(508c) Molecular Dynamics Study for the Removal of Dimethylsilanediol from Water Using Ionic Liquids As Extraction Agent | AIChE

(508c) Molecular Dynamics Study for the Removal of Dimethylsilanediol from Water Using Ionic Liquids As Extraction Agent


Dhakal, P. - Presenter, Oklahoma State University
Shah, J. K., Oklahoma State University
Since 2010, the high levels of total organic carbon measured in the on-orbit product water from the Water Processor Assembly (WPA) in the International Space Station (ISS) have been attributed to the presence of dimethylsilanediol (DMSD), a hydrolysis product of poly(dimethyl)siloxanes (PDMS). Although DMSD does not pose health hazards, the presence of DMSD is detrimental to a number of downstream processes. For example, the resupply mass of the multifiltration bed increases because DMSD can saturate the bed prematurely, which necessitates that the MF beds are replaced more frequently than the intended life of the bed. DMSD can also negatively impact the performance of the WPA catalytic reactor and lead to degradation in the functioning of the Oxygen Generation System, which utilizes the WPA product water for electrolysis. It has also been demonstrated that high amounts of DMSD in wastewater can mask the detection of other contaminants. Current approaches for the removal of DMSD include a search for appropriate adsorbents that can effectively remove DMSD from the wastewater streams and conversion of DMSD via catalytic reduction.
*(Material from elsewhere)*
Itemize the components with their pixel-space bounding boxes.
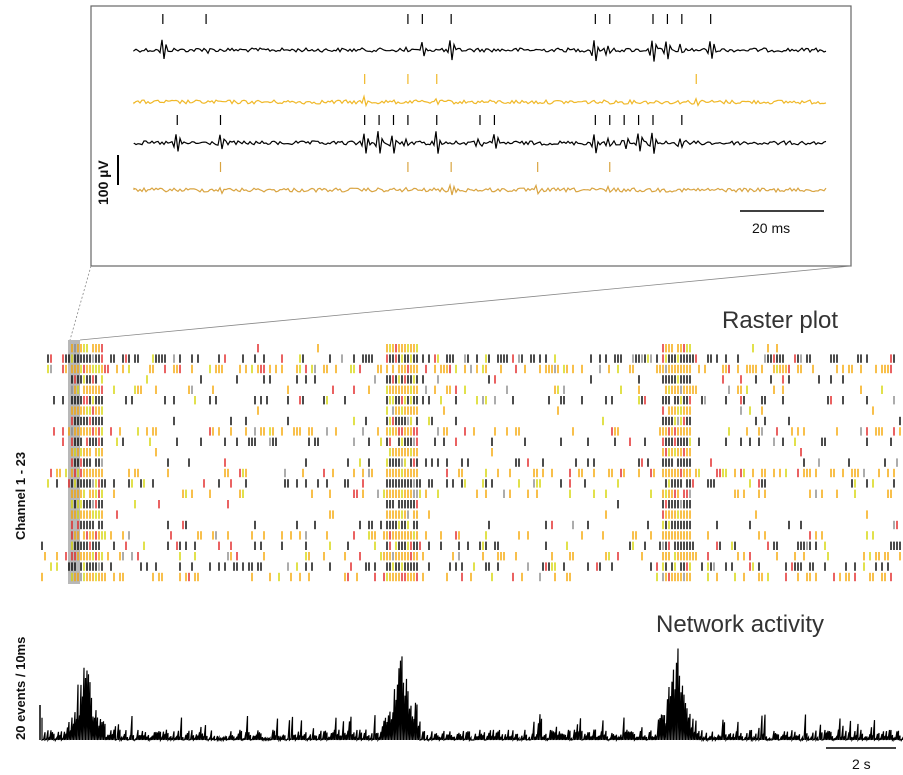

In this presentation, we will show our approach for using ionic liquids to decrease the solubility of DMSD relative to water. We consider two sets of ionic liquids with different cations combined with four environmentally friendly and biodegradable anions. The selection of ionic liquid, its aqueous concentration and temperature for the process follow a two-step strategy: First, an optimal ionic liquid is identified based on the ratio of the infinite dilute activity coefficients of DMSD and water in various ionic liquids by calculating the infinite dilute chemical potential from free-energy based molecular dynamics simulations. The interaction potential parameters between the ionic liquid and the solute are tuned to minimize the error between the predictions from molecular simulations and experimental measurements. The optimized set of parameters are then employed to predict concentration-dependent activity coefficients of water and DMSD in the optimal ionic liquid-water mixtures from molecular simulations at a range of temperatures. By computing the ratios of activity coefficients, the ionic liquid concentration and temperature are determined for the desired separation.